Nfld. & Labrador

Long-term-care workers protest staffing levels at St. John's homes

Workers in long-term-care homes in St. John's say they've been running on fumes throughout the pandemic, and are getting burned out due to low staffing levels.

Workers say they're unable to take vacation, being asked to work on days off

Workers at the Agnes Pratt Home and St. Luke's protest their working conditions during their lunch break on Wednesday. (CBC)

Workers in long-term-care homes in St. John's say they've been running on fumes throughout the pandemic, and are getting burned out due to low staffing levels.

Staff at St. Luke's and the Agnes Pratt Home staged a demonstration during their lunch break on Wednesday to protest their working conditions.

The workers said they've been denied vacation time, have been asked to work on days off, and worked shifts without a full staffing complement.

"It's beyond a breaking point, actually. These staff, they're tired of being tired," said their union leader, Jerry Earle, president of the Newfoundland and Labrador Association of Public and Private Employees.

Earle said staff members are sick of their phones ringing during their days off. In some cases, he said, people have been mandated to work on days off, rather than having it left up to them.

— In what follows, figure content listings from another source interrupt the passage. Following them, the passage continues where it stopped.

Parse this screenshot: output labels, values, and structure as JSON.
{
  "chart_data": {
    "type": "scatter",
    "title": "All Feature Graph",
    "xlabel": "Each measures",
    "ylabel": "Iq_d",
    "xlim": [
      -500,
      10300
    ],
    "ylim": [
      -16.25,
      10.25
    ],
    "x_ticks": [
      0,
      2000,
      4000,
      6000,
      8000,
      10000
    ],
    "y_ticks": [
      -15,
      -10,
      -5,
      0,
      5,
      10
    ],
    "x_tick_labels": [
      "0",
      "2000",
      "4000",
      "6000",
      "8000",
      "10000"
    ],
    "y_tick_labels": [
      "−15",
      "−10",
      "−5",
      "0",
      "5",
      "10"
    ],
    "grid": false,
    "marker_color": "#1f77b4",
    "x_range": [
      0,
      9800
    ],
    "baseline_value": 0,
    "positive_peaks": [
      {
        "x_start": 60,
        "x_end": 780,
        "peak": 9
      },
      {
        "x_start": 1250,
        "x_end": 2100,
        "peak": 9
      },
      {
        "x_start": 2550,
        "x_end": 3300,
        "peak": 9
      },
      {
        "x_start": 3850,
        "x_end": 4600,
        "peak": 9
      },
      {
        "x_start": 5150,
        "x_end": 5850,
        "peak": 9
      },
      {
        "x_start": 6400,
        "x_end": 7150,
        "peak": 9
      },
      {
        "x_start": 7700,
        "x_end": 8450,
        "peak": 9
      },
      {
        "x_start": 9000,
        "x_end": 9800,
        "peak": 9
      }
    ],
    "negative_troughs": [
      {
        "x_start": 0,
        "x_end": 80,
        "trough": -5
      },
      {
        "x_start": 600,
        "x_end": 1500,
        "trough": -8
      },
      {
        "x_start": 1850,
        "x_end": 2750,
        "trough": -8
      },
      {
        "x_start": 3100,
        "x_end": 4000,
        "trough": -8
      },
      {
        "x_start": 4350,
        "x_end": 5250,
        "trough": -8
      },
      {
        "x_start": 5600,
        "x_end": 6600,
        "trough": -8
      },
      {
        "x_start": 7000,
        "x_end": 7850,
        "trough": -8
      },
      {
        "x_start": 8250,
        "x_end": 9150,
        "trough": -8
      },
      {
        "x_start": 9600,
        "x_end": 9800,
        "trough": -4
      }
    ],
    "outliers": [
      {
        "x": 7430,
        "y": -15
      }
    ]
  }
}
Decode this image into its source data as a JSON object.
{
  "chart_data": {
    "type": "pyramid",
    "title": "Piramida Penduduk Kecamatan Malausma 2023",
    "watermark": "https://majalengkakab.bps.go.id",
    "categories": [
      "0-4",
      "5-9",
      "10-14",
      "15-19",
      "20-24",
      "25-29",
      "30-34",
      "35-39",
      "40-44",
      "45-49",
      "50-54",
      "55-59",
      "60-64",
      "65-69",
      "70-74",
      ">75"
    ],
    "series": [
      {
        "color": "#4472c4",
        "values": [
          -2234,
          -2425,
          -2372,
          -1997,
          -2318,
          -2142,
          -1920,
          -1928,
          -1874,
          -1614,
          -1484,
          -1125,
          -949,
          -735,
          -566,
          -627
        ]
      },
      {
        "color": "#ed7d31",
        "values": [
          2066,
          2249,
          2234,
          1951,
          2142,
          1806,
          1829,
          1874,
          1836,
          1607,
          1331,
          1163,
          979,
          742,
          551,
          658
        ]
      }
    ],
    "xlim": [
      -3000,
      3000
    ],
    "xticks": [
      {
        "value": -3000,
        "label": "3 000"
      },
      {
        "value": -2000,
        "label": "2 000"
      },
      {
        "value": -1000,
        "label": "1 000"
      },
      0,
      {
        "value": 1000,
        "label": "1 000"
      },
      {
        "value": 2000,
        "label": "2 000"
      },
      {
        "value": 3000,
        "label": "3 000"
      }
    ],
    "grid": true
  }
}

Long-term-care homes faced stiff restrictions during the height of the pandemic in the province. Families were not allowed in to visit their loved ones. Staffing levels have long been a complaint among long-term-care homes, and family members would often provide care to loved ones that staff members didn't have time for. 

Workers say they've been denied vacation and left to work shifts without a proper complement of staffing. (CBC)

During the pandemic, Earle said, the lack of that extra care provided by families became a stressor for workers.

He credited the provincial government for taking steps to train more staff. The province added extra capacity to several health-care classes at College of the North Atlantic campuses in February.

But Earle said help is needed now.

"That remedy is nine to 18 months down the road," he said. "The issues we have today — there's staff here who can't get vacation."

The workers are calling on the province to meet with them to develop policies that could alleviate the stress they face until more staff can be trained and hired.

Earle said while staffing levels in Newfoundland and Labrador are on par with those in other Canadian provinces, high levels of COVID-19 casualties in long-term-care homes around the country provide evidence that it's not enough.

"We've seen what happened on the mainland. That tells us there's not sufficient numbers of staff."